Scène hallucinante, à Bali. Après une pluie de critiques, Sergueï Lavrov a pris la fuite. Pourtant, ce devait être la première grande apparition internationale d’un homme politique russe de premier plan depuis le début de l’invasion de l’Ukraine, le 24 février dernier. Avec tout ce que cela implique.
Le ministre des Affaires étrangères Sergueï Lavrov voulait prouver que la Russie était ferme lors de la réunion des ministres des Affaires étrangères du G20. Et surtout préparer le terrain pour son chef, le président Vladimir Poutine, lorsque le sommet de Bali des chefs d’État et de gouvernement du G20 aura lieu en novembre. Mais rien ne s’est passé comme prévu.
Le coup d’éclat a eu lieu lorsque les homologues occidentaux de Sergueï Lavrov ont refusé de prendre une photo de groupe avec le Russe. Le ministre américain des Affaires étrangères Antony Blinken a mené le boycott, selon l’agence de presse japonaise «Kyodo», présente sur place.
Rapidement, d’autres se sont joints à Antony Blinken. Parmi ces personnalités, la ministre allemande des Affaires étrangères Annalena Baerbock. Celle-ci a déclaré qu’en raison de l’agression russe en Ukraine, «il n’y aura pas de photo officielle lors de cette réunion du G20». Et de préciser qu’elle ne peut pas «se tenir en souriant aux côtés de quelqu’un comme ça».
Mais les tensions avaient déjà commencé avant cet épisode. Le ministre américain des Affaires étrangères et d’autres collègues occidentaux avaient décidé de faire l’impasse sur une réception au motif que Sergueï Lavrov y serait présent. Une décision qu’avait parfaitement compris l’hôte, la ministre indonésienne des Affaires étrangères Retno Marsudi. Aïe.
Répétition générale ratée pour Poutine
Globalement, durant le rassemblement, des critiques ont été émises de toutes parts à l’encontre de la Russie. Dès son arrivée à l’hôtel de luxe Mulia dans la station balnéaire de Nusa Dua, le correspondant de la chaîne publique allemande ZDF Andreas Kynast a lancé au ministre russe des Affaires étrangères: «Quand allez-vous arrêter la guerre?» Un autre journaliste a enchaîné: «Pourquoi ne mettez-vous pas fin à la guerre?»

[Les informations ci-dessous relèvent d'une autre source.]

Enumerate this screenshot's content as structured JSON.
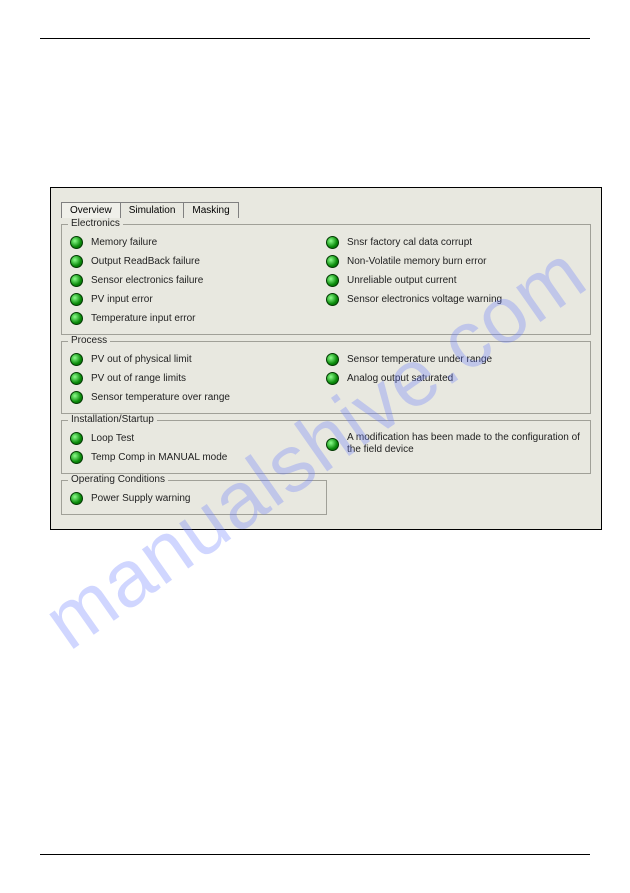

A l’intérieur, dans l’hémicycle, des discussions du même acabit ont continué. Retno Marsudi s’est notamment exprimée à propos de la crise en Ukraine: «Il est de notre responsabilité de mettre fin à la guerre plutôt tôt que tard et de régler nos différends à la table des négociations et non sur le champ de bataille.»
Le «refus de dialogue» russe
De son côté, la ministre allemande des Affaires étrangères Annalena Baerbock a critiqué le fait que Moscou ne montre «pas un millimètre de disposition au dialogue». Son homologue américain a, quant à lui, directement interpellé Sergueï Lavrov sur la menace d’une crise alimentaire mondiale, comme le rapporte «The Guardian»: «L’Ukraine n’est pas votre pays. Ses céréales ne sont pas vos céréales. Pourquoi bloquez-vous les ports? Vous devriez laisser sortir le blé.» L’homme fort de la diplomatie russe a botté en touche en rétorquant que son pays ne pouvait pas du tout exporter de céréales à cause des sanctions occidentales.
Sergueï Lavrov a terminé son bref discours avant de quitter la salle, manifestement agité. Devant les journalistes, il a encore accusé l’Occident d’empêcher la transition vers une solution pacifique en Ukraine. Si l’UE et les Etats-Unis souhaitent une victoire de l’Ukraine sur le champ de bataille, «nous n’avons probablement rien à discuter avec l’Occident». Et ce, alors que le même jour, à Moscou, Vladimir Poutine reprochait à l’Occident de vouloir se battre «jusqu’au dernier Ukrainien».
Sans surprise, l’Ukraine a également tenu des propos acerbes sur la présence de Sergueï Lavrov à Bali. Kiev était même furieuse qu’il soit invité. En témoignent les mots du conseiller présidentiel Mykhaïlo Podoliak, qui a accusé les Russes de «propagande primaire».